Please note: Since this case the standard LIV form of contract has been amended so that the relevant GST box must be checked. In other words, it is no longer necessary to insert the words ‘plus GST’. Refer to the particulars of sale and general condition 19 in the LIV standard form of contract copyright August 2019.

In one claim, the practitioner acted for the vendor of a property which was sold on a ‘plus GST’ basis. When preparing the contract, the practitioner inserted ‘GST’ into the relevant box rather than ‘plus GST’ as specified by the contract.

A dispute arose between the vendor and the purchaser as to whether the price was inclusive or exclusive of GST.
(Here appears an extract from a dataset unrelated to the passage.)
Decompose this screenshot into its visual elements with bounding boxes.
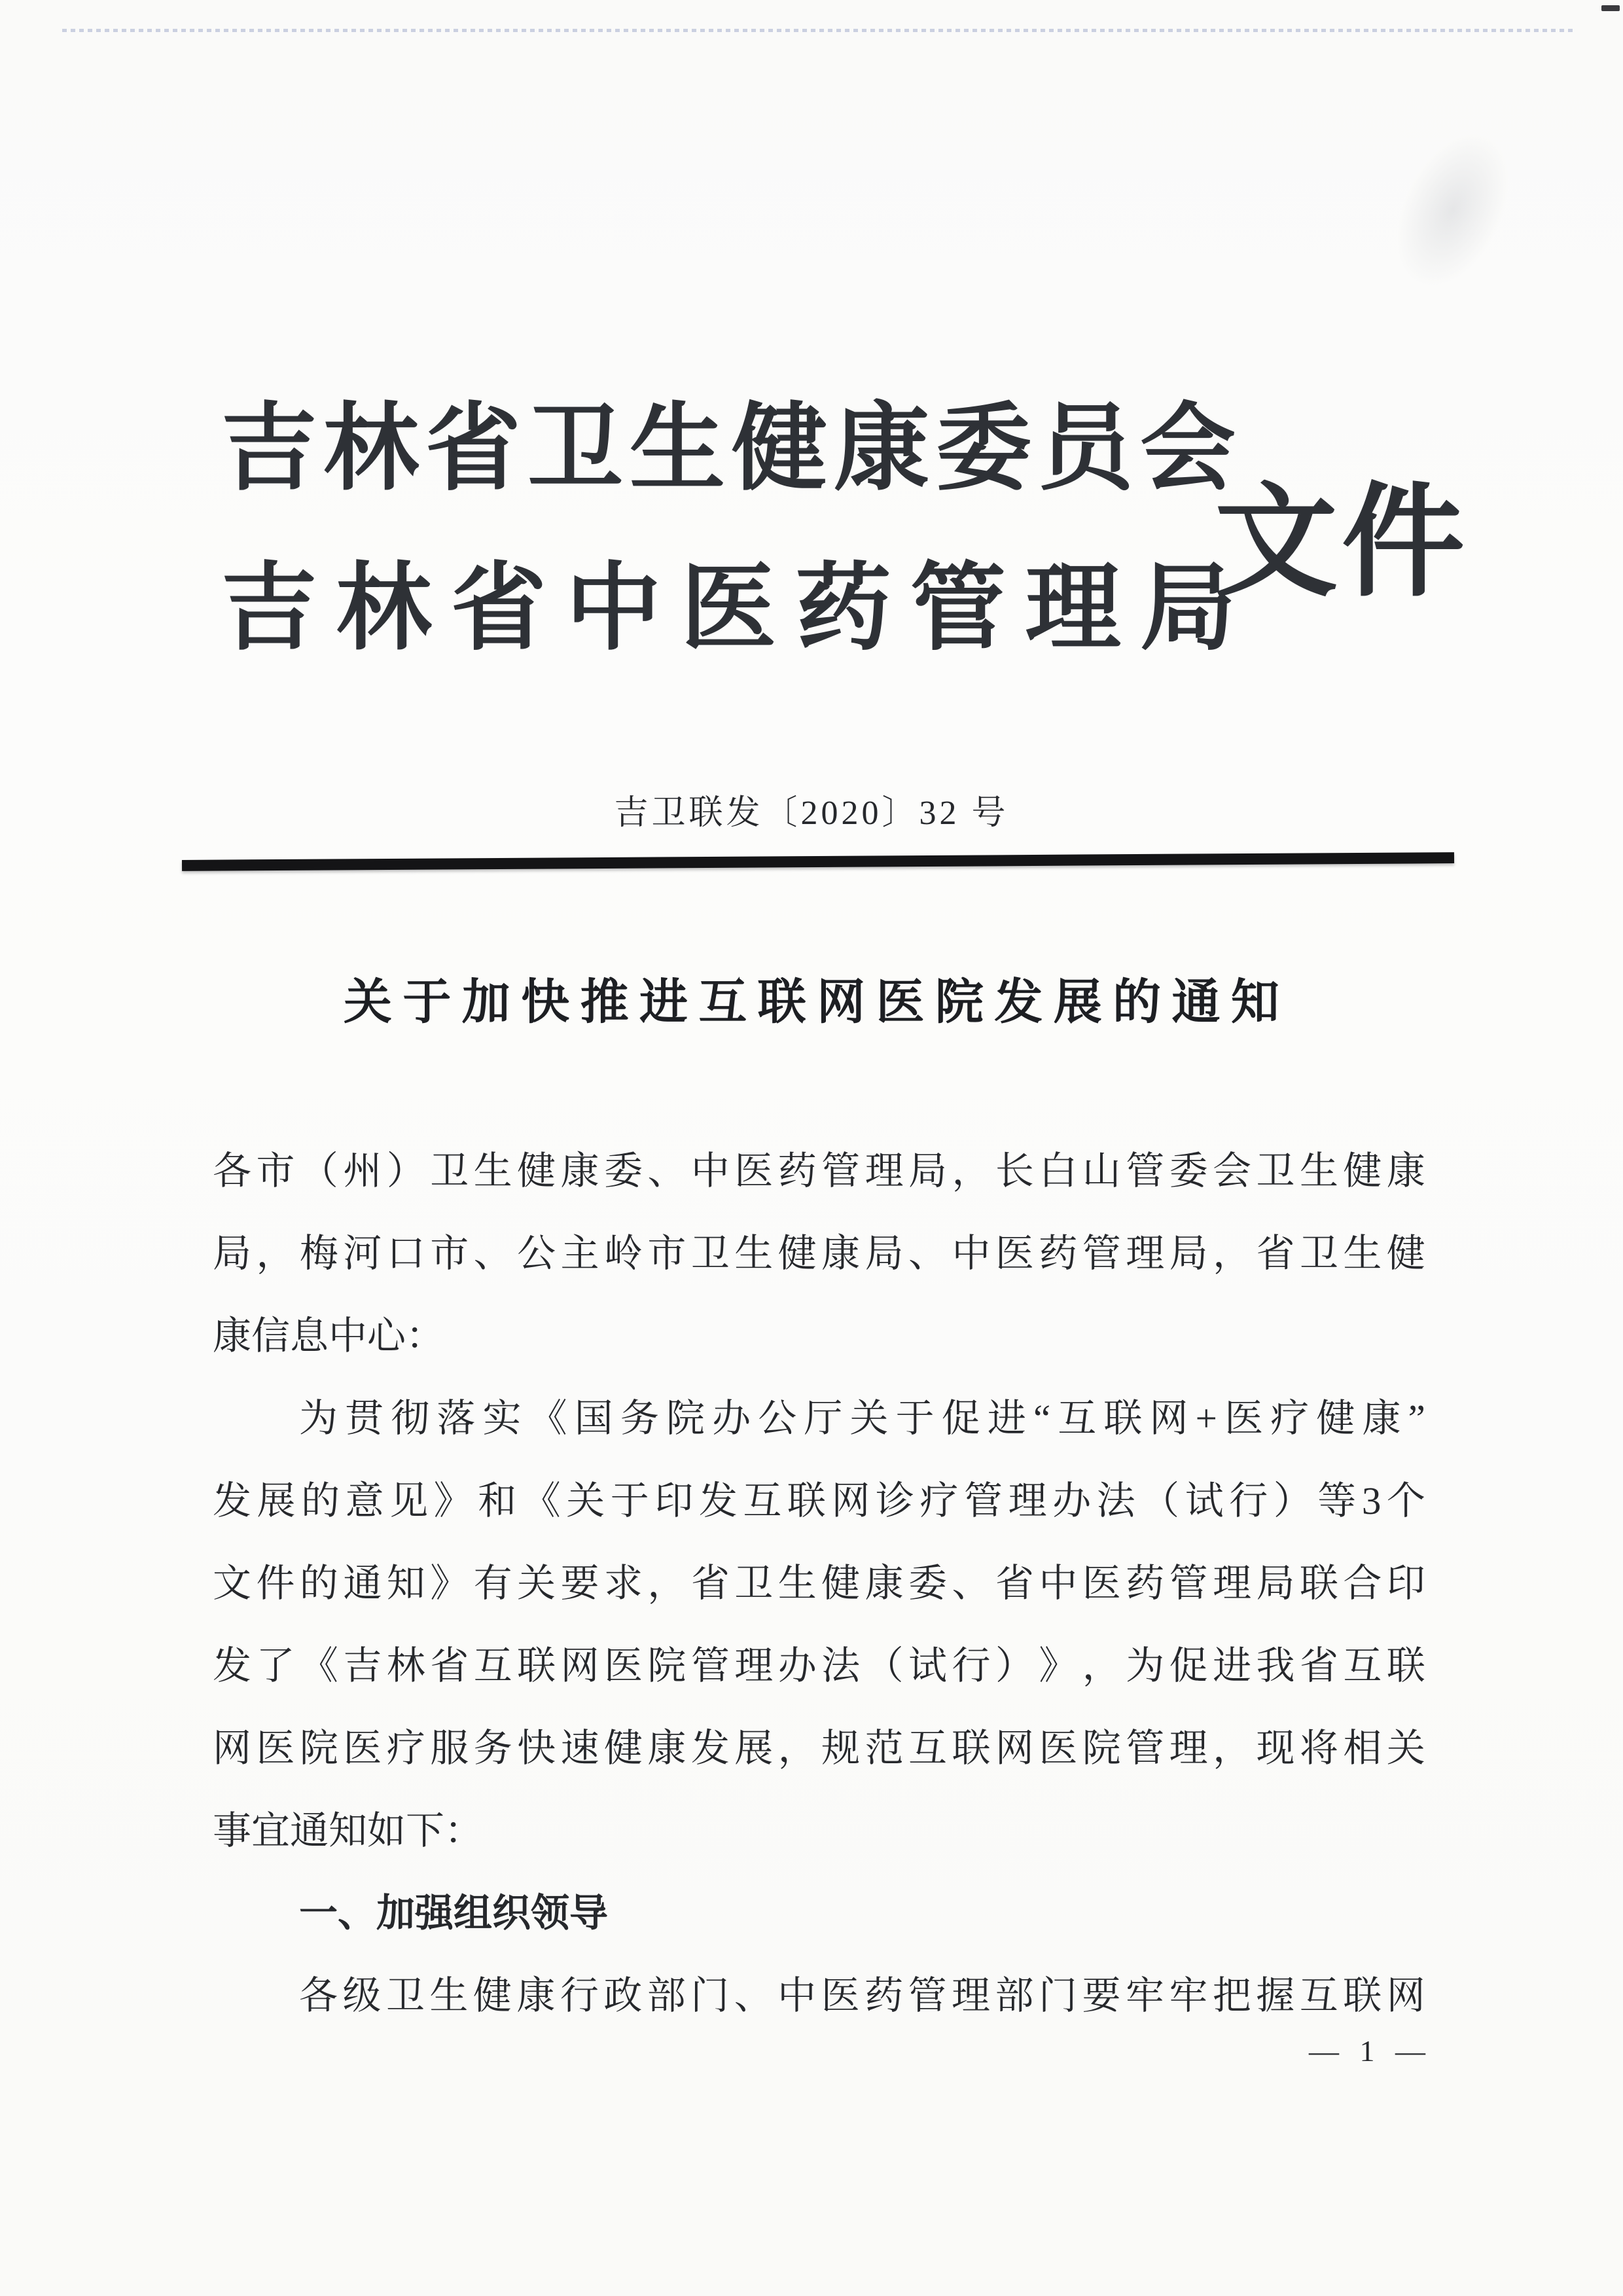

At first instance the court found that the use of the letters ‘GST’ alone was ineffective to shift the burden of paying GST from the vendor to the purchaser.

The Court of Appeal considered that the GST box not being left blank to be of greater significance than the lack of strict compliance with the prescribed contractual mechanism to shift the GST burden from the purchaser to the vendor. It judged the attempted compliance – the inclusion of ‘GST’ in the relevant box rather than the required ‘plus GST’ – while not being perfect, was good enough.

While the imperfect completion of the contract resulted in the property being sold on a ‘plus GST’ basis as intended, it cost a lot of time and money to get a decision on the interpretation of the contract that could have been put beyond doubt with a little more care and attention to detail.